The vulnerability is a path‑coercion flaw (CWE‑706) that allows SmarterMail versions prior to build 9518 to base64‑decode attacker‑supplied data and use it directly as a filesystem path without validation. On Windows systems an attacker can supply a UNC path, causing the SmarterMail service to initiate outbound SMB authentication attempts to the specified host. These authentication attempts can be abused for credential coercion, NTLM relay, and unauthorized network authentication, thereby compromising confidentiality and potentially enabling lateral movement within the internal network.

SmarterTools SmarterMail versions with build numbers below 9518 are affected. The issue manifests only when the background‑of‑the‑day preview endpoint is reachable from an unauthenticated network source, and the server is running on a Windows platform where SMB traffic is enabled.

The CVSS score of 6.9 indicates a moderate to high severity, while the EPSS score of less than 1% suggests that active exploitation is currently unlikely. The vulnerability is not listed in the CISA KEV catalog.
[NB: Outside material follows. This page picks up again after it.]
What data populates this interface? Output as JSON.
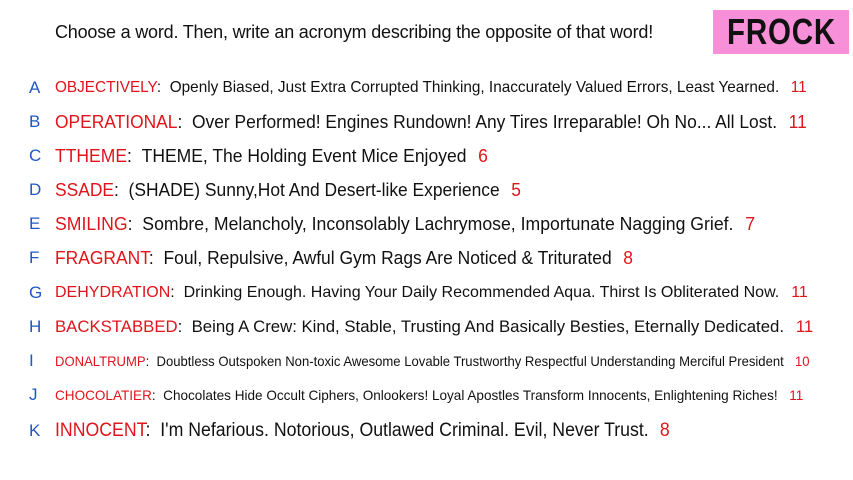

Exploitation requires only unauthenticated network access to the preview endpoint and the ability to send a crafted request; if this is available the flaw can trigger outbound SMB authentication, allowing an attacker to steal credentials or relay NTLM messages. The overall risk is therefore driven primarily by the exposure of the service to external networks and the presence of internal Windows infrastructure that can be leveraged for relay attacks.